A masterpiece at the National. A masterpiece of persuasion and bewitchment. Croatian word-athlete Tena Stivicic has miraculously convinced director Howard Davies that she can write epic historical theatre. And Davies has transmitted his gullibility to Nicholas Hytner, who must have OK’d this blizzard of verbiage rather than converting it into biofuel and sparing us a hideous Balkans ballyhoo.

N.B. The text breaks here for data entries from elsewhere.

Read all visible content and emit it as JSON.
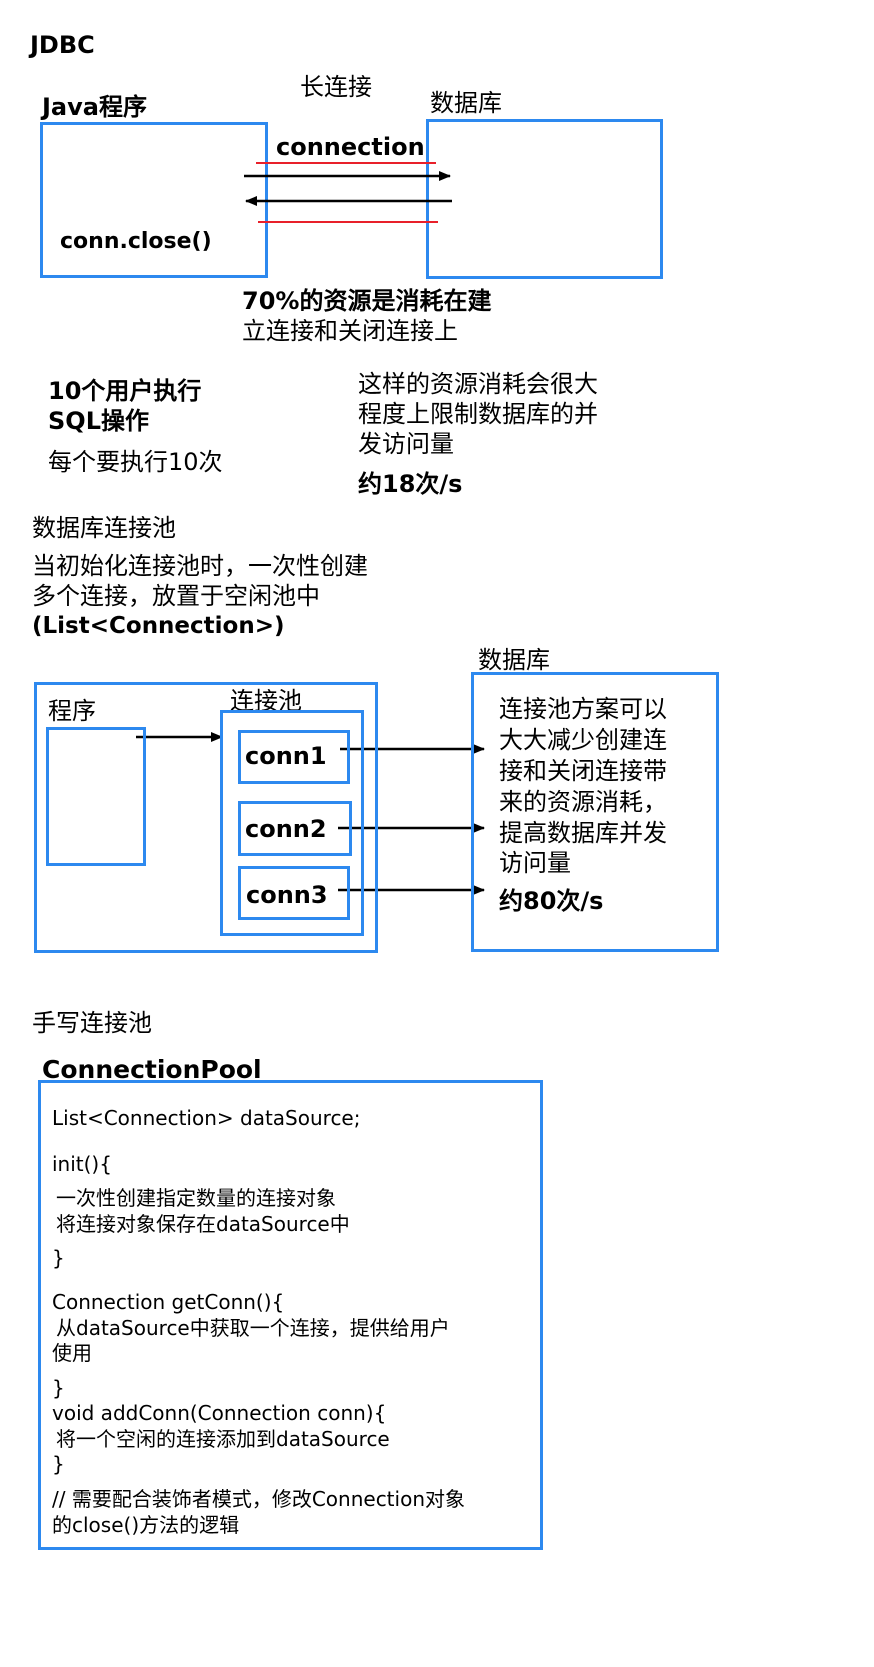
{
  "section1": {
    "title": "JDBC",
    "long_connection_label": "长连接",
    "java_program_label": "Java程序",
    "database_label": "数据库",
    "connection_label": "connection",
    "close_call": "conn.close()",
    "resource_note_line1": "70%的资源是消耗在建",
    "resource_note_line2": "立连接和关闭连接上",
    "users_line1": "10个用户执行",
    "users_line2": "SQL操作",
    "each_runs": "每个要执行10次",
    "limit_line1": "这样的资源消耗会很大",
    "limit_line2": "程度上限制数据库的并",
    "limit_line3": "发访问量",
    "rate": "约18次/s"
  },
  "section2": {
    "title": "数据库连接池",
    "desc_line1": "当初始化连接池时，一次性创建",
    "desc_line2": "多个连接，放置于空闲池中",
    "desc_line3": "(List<Connection>)",
    "database_label": "数据库",
    "program_label": "程序",
    "pool_label": "连接池",
    "conns": [
      "conn1",
      "conn2",
      "conn3"
    ],
    "benefit_lines": [
      "连接池方案可以",
      "大大减少创建连",
      "接和关闭连接带",
      "来的资源消耗，",
      "提高数据库并发",
      "访问量"
    ],
    "rate": "约80次/s"
  },
  "section3": {
    "title": "手写连接池",
    "class_name": "ConnectionPool",
    "code_lines": [
      "List<Connection> dataSource;",
      "init(){",
      "  一次性创建指定数量的连接对象",
      "  将连接对象保存在dataSource中",
      "}",
      "Connection getConn(){",
      "  从dataSource中获取一个连接，提供给用户",
      "使用",
      "}",
      "void addConn(Connection conn){",
      "  将一个空闲的连接添加到dataSource",
      "}",
      "// 需要配合装饰者模式，修改Connection对象",
      "的close()方法的逻辑"
    ]
  },
  "colors": {
    "box_border": "#2d89ef",
    "red_line": "#e8202a",
    "arrow": "#000000"
  }
}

Certainly the play is conceived on a grand scale. Location: a Zagreb mansion. Timeline: 1945 to 2011. Characters: several generations of clever proles plus one dangling aristo. It opens on a note of sourness and corruption. A blonde Marxist stunnah seduces a top commissar who buys her off with the freehold to a townhouse occupied by some rich bloodsuckers. The snooty vermin are kicked out. Enter the noble plebs. They’re all in favour of communal ownership except when it comes to communal ownership of something they want. Like the house. A flappy young heiress, made homeless by the new arrivals, asks permission to squat in her former bedroom, and she’s grudgingly allowed to remain so long as she pays her way by stitching the boots of the downtrodden poor. Everyone detests her except for her lady’s maid, who used to launder her smalls and clearly suffers from Stockholm syndrome.

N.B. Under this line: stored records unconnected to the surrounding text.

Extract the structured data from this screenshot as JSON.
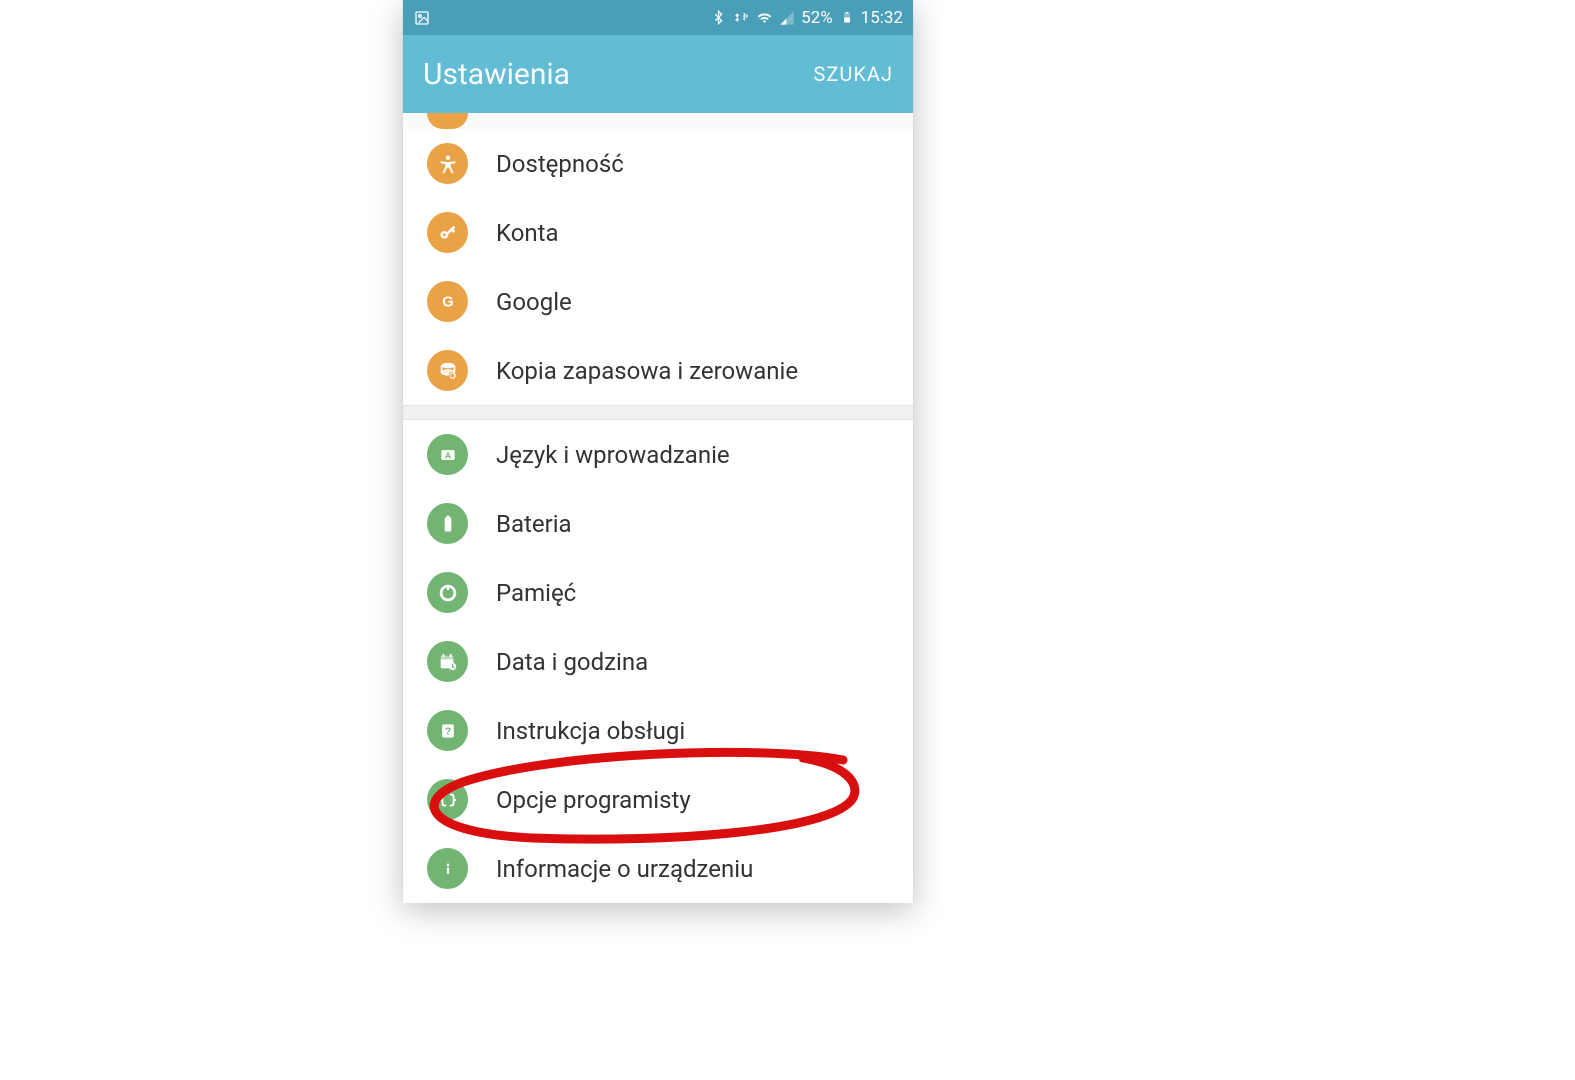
{
  "status_bar": {
    "battery_pct": "52%",
    "time": "15:32"
  },
  "header": {
    "title": "Ustawienia",
    "search_label": "SZUKAJ"
  },
  "groups": [
    {
      "color": "orange",
      "items": [
        {
          "icon": "accessibility-icon",
          "label": "Dostępność"
        },
        {
          "icon": "key-icon",
          "label": "Konta"
        },
        {
          "icon": "google-icon",
          "label": "Google"
        },
        {
          "icon": "backup-icon",
          "label": "Kopia zapasowa i zerowanie"
        }
      ]
    },
    {
      "color": "green",
      "items": [
        {
          "icon": "keyboard-icon",
          "label": "Język i wprowadzanie"
        },
        {
          "icon": "battery-icon",
          "label": "Bateria"
        },
        {
          "icon": "storage-icon",
          "label": "Pamięć"
        },
        {
          "icon": "date-icon",
          "label": "Data i godzina"
        },
        {
          "icon": "help-icon",
          "label": "Instrukcja obsługi"
        },
        {
          "icon": "dev-icon",
          "label": "Opcje programisty"
        },
        {
          "icon": "info-icon",
          "label": "Informacje o urządzeniu"
        }
      ]
    }
  ],
  "highlighted_item_label": "Opcje programisty"
}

We hop forwards and backwards between various historical pinchpoints. The family expands. Daughters are born and marry. More daughters sprout. Croatia’s shifting destiny is imparted to us in gobbets of gluey chitchat. ‘Yugoslavia’s fucked,’ says an armchair expert in 1990. He’s among the more imaginative and eloquent characters on display. And this is the difficulty. The architecture of the script is impressive but Stivicic has stuffed her big tent with chippy know-alls, motormouth professors, and Dictionary Corner pea-brains who jabber jabber jabber at each other non-stop, for 65 years, in an unvarying register of competitive truculence.